Je suis dans les bras de mon grand-père. Le mois de juin rayonne. Nous sommes dans le jardin de la maison que mon père vient d'acheter en banlieue parisienne. Il me regarde et me dit: "Chante, Michèle, chante!" Et je chante. Il est gai, mon grand-père, on dirait que la vie lui sourit, et pourtant, quand on sait, cette vie n'a pas toujours été un long fleuve tranquille.
Il a les joues toutes rondes, mon grand-père, et des poils qui sortent de ses narines.

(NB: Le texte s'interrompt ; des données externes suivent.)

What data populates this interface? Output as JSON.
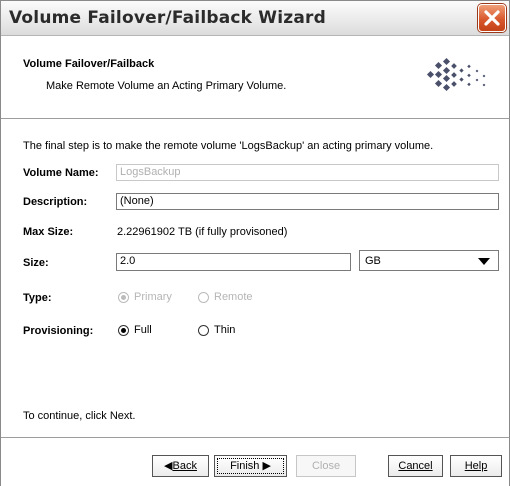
{
  "window": {
    "title": "Volume Failover/Failback Wizard"
  },
  "header": {
    "title": "Volume Failover/Failback",
    "subtitle": "Make Remote Volume an Acting Primary Volume."
  },
  "intro": "The final step is to make the remote volume 'LogsBackup' an acting primary volume.",
  "form": {
    "volume_name": {
      "label": "Volume Name:",
      "value": "LogsBackup"
    },
    "description": {
      "label": "Description:",
      "value": "(None)"
    },
    "max_size": {
      "label": "Max Size:",
      "value": "2.22961902 TB (if fully provisoned)"
    },
    "size": {
      "label": "Size:",
      "value": "2.0",
      "unit": "GB"
    },
    "type": {
      "label": "Type:",
      "options": [
        "Primary",
        "Remote"
      ],
      "selected": "Primary",
      "enabled": false
    },
    "provisioning": {
      "label": "Provisioning:",
      "options": [
        "Full",
        "Thin"
      ],
      "selected": "Full",
      "enabled": true
    }
  },
  "continue_text": "To continue, click Next.",
  "buttons": {
    "back": "Back",
    "finish": "Finish",
    "close": "Close",
    "cancel": "Cancel",
    "help": "Help"
  },
  "icons": {
    "close": "close-x-icon",
    "logo": "diamond-dots-logo"
  },
  "colors": {
    "close_button": "#d9582d",
    "disabled_text": "#b0b0b0"
  }
}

Il s'appelle Remo, il est italien et mélomane. Il est aussi ébéniste. Quand il a débarqué au début du XXème siècle en France avec son père, c'était un tout jeune homme qui n'avait, pour tout bagage, q'un baluchon avec quelques outils.

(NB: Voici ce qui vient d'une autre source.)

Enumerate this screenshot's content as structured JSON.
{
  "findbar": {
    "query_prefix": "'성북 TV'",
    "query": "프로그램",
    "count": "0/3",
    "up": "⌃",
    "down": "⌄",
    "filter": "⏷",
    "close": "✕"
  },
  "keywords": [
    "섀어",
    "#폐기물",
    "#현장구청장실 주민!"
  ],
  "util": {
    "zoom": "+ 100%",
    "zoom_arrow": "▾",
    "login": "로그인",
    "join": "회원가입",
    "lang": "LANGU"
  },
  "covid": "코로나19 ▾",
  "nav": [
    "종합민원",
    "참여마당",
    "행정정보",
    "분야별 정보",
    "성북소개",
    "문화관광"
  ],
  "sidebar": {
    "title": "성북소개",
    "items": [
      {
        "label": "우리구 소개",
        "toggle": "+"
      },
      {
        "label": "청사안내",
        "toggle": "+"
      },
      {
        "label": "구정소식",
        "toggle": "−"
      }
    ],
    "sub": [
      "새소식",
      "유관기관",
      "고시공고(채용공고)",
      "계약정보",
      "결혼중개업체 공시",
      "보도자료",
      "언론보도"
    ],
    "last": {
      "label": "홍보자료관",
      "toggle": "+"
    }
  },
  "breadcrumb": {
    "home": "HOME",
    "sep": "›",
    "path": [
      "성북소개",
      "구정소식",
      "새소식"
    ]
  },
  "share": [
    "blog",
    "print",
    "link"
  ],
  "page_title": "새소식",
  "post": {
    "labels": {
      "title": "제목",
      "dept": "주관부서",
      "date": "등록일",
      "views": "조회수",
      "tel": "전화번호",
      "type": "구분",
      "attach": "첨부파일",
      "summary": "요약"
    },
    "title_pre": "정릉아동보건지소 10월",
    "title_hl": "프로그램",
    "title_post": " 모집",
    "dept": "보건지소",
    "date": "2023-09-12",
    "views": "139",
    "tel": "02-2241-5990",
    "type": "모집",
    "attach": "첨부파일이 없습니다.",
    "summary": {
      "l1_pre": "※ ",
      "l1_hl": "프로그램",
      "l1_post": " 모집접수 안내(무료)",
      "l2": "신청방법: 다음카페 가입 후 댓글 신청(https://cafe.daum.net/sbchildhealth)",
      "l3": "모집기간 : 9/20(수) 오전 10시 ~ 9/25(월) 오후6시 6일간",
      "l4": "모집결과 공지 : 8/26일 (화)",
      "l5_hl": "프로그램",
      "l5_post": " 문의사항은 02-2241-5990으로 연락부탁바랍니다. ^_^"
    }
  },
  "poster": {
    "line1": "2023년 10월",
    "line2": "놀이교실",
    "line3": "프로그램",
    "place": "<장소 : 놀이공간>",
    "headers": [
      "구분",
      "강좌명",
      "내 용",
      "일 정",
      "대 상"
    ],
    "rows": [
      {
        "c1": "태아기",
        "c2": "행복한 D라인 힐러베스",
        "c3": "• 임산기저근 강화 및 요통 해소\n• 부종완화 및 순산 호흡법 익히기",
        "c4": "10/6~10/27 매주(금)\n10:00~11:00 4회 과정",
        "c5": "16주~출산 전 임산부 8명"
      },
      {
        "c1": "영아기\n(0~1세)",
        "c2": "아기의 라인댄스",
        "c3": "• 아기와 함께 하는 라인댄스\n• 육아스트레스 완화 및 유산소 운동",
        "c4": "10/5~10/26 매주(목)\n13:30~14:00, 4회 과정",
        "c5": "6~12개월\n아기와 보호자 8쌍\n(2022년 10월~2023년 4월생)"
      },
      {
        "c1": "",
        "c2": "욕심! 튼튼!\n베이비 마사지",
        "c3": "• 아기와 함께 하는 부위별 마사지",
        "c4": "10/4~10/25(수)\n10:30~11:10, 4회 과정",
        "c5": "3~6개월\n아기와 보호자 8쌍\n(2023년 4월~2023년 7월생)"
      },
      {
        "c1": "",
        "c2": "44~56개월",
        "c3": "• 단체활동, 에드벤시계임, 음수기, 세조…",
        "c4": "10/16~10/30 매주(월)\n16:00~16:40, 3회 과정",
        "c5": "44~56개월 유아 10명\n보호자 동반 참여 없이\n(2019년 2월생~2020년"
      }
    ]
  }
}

Il a trouvé du travail dans le quartier du faubourg Saint-Antoine, puis une femme, parisienne d'adoption, venue de son plateau des Mille Vaches dans le cantal. La Toscane et le ventre de la France qui se rencontrent.

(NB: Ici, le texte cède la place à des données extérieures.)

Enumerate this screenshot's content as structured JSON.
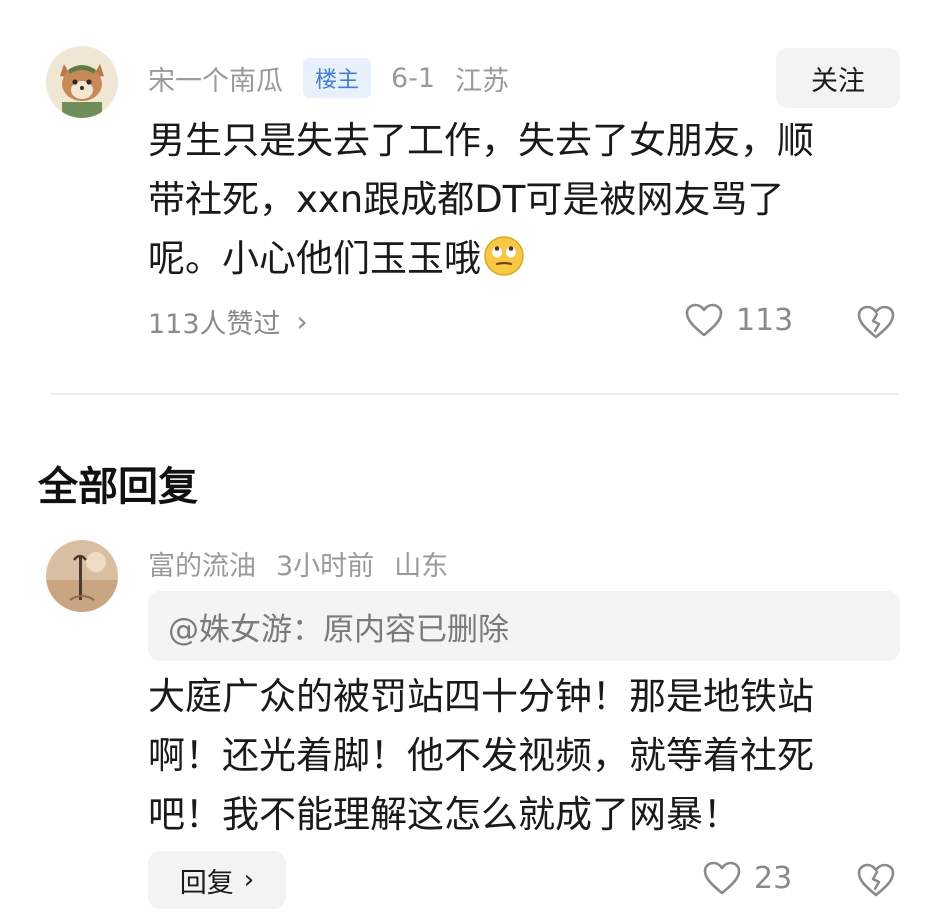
{
  "top_comment": {
    "username": "宋一个南瓜",
    "badge": "楼主",
    "date": "6-1",
    "location": "江苏",
    "follow_label": "关注",
    "text_lines": [
      "男生只是失去了工作，失去了女朋友，顺",
      "带社死，xxn跟成都DT可是被网友骂了",
      "呢。小心他们玉玉哦"
    ],
    "emoji": "eye-roll-emoji",
    "likes_summary": "113人赞过",
    "like_count": "113"
  },
  "section": {
    "title": "全部回复"
  },
  "reply": {
    "username": "富的流油",
    "time": "3小时前",
    "location": "山东",
    "quote": "@姝女游：原内容已删除",
    "text_lines": [
      "大庭广众的被罚站四十分钟！那是地铁站",
      "啊！还光着脚！他不发视频，就等着社死",
      "吧！我不能理解这怎么就成了网暴！"
    ],
    "reply_label": "回复",
    "like_count": "23"
  },
  "colors": {
    "badge_bg": "#e8f0fb",
    "badge_text": "#3f7fd6",
    "meta_gray": "#9a9a9a",
    "button_bg": "#f3f3f3"
  }
}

Si je suis fière d'être d'origine italienne, j'ai toujours eu l'impression que mon grand-père ne l'était pas. Les seules concessions faites à son "italienneté" étaient des concessions culinaires: mortadelle, jambon cru et les oignons dont il disait "l'oignon fait la force", ce délicieux jeu de mot dont nous nous gargarisions lorsque j'étais petite.
Il parlait sans accent, écrivait le français sans faute. Il s'était fondu, incorporé, il avait intégré, décortiqué. Il était devenu français jusques au bout des ongles.
Avec ma grand-mère, ils habitaient un petit appartement en location au 24 de la rue Titon, à Paris. Sans salle de bains, mais nanti de toilettes qui représentaient un luxe démesuré. La cuisine était ridiculeusement petite et le garde-manger stockait la nourriture sur l'arrière-cour de l'immeuble.
C'est là qu'ils ont emménagé en 1915 et qu'ils ont élevé leurs quatre enfants.
Dans la salle à manger, il y avait un poële qui brûlait au charbon, qu'on allait chercher à la cave; je me rappelle que c'était interdit d'y aller dans cette cave, parce qu'on remontait noires comme des charbonniers. Pourtant, nous, ma soeur, ma cousine et moi, on adorait ça.
Il avaient aussi un terrain rue du cimetière à Yerres dans l'Essonne. Ils y allaient tout l'été, c'était leur soupape de vapeur, le bouchon de sécurité qui leur permettaient d'affronter Paris le reste de l'année. Mon grand-père y avait bâti des "cabanes": une salle à manger/cuisine, un atelier, une remise à outils, des toilettes de fortune au fond du jardin. On s'éclairait au gaz, ça faisait une dôle de lumière toute jaune.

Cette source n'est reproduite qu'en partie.